Расположившись на сиденье, раскачиваю ногами, встречая потоки летнего воздуха. Примитивный маятниковый механизм, металлическим скрипом сопровождает возвышение над линией горизонта. Взлёт и ожидаемое падение со щекочущим ощущением внизу живота. В такт этим раскачиваниям фигурки ребят то приближаются, и я нависаю над ними, то отдаляются. Худощавый паренёк с серьёзным лицом молча наблюдает за мной. На нём клетчатая рубашка с длинным рукавом и короткие синие шорты. Ян чем-то похож на татарина.
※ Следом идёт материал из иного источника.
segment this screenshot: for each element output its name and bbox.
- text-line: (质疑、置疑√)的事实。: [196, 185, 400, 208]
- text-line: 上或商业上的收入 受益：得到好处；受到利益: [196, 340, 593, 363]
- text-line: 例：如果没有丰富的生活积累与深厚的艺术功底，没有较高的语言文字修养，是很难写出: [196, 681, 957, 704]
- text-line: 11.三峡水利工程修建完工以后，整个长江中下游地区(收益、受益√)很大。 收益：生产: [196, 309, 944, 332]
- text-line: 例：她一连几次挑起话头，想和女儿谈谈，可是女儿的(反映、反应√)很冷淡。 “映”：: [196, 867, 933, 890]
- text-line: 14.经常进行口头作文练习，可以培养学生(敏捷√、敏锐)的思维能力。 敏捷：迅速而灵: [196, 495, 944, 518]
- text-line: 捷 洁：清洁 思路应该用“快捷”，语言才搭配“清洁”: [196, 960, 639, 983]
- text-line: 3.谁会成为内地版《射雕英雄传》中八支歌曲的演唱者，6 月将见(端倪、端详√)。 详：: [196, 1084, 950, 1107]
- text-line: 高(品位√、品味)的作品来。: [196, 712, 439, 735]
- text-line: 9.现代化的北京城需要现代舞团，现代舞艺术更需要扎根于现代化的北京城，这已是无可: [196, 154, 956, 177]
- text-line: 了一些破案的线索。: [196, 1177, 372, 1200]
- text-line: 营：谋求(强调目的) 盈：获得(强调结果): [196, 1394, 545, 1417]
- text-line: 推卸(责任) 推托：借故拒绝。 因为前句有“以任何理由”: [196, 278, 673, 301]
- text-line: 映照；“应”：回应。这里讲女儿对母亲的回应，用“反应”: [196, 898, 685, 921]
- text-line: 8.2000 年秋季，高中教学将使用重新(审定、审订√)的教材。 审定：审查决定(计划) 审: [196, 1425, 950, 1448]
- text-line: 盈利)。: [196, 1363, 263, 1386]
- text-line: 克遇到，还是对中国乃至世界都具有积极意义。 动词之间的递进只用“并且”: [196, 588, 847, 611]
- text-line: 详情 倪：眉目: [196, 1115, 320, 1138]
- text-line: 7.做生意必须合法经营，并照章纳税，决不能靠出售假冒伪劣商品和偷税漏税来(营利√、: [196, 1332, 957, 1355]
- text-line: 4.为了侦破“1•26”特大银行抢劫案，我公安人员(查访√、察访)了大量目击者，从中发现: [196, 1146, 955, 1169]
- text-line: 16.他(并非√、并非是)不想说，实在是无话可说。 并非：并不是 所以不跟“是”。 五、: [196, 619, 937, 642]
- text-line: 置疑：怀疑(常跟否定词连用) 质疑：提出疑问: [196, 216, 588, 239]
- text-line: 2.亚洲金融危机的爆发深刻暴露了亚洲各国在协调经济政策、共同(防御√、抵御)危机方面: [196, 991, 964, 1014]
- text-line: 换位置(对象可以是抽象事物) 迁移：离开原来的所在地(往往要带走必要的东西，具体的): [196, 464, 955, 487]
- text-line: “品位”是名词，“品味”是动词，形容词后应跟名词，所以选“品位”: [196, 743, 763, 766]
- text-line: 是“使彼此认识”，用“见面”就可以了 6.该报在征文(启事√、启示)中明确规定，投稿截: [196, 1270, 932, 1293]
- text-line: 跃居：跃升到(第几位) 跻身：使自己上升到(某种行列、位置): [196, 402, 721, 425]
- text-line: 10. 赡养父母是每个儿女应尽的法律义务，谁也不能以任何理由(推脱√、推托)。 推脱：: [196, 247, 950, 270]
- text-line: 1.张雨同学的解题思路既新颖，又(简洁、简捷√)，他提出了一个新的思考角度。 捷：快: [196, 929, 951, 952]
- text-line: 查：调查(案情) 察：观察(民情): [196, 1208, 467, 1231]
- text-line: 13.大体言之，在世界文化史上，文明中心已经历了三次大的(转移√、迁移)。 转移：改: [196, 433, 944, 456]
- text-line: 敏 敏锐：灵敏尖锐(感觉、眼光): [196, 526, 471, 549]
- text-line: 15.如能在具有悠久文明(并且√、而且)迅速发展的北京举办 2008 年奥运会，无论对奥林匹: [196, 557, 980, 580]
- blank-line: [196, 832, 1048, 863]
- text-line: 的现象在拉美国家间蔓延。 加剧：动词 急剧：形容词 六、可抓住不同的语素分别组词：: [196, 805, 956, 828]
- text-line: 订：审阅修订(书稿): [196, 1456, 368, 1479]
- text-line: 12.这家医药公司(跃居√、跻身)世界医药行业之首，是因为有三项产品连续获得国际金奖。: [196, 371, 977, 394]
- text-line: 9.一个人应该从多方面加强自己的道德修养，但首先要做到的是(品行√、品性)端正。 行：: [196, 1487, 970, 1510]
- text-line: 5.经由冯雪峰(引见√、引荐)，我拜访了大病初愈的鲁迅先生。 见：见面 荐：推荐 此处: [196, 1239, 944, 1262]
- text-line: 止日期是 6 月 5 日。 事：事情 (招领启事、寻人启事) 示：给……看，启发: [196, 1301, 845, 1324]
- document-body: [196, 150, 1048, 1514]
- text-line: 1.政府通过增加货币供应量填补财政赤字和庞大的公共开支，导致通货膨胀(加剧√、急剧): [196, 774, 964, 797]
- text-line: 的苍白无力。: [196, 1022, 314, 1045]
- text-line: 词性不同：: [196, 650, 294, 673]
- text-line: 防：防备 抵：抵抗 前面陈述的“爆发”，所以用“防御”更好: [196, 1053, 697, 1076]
А тот, что выше и с русыми, растрёпанными, как солома, волосами — его старший брат Витя по прозвищу Гога. (Позже выяснится, что братьев четверо и что самый старший живёт в другом городе).
Проживали они точно в таком же бараке на 1-й Московской, и пока их одинокая мать весь день пропадала на работе, братья были сами по себе. Я часто гостил у ребят и никогда раньше не чувствовал себя так свободно вне родительского надзора.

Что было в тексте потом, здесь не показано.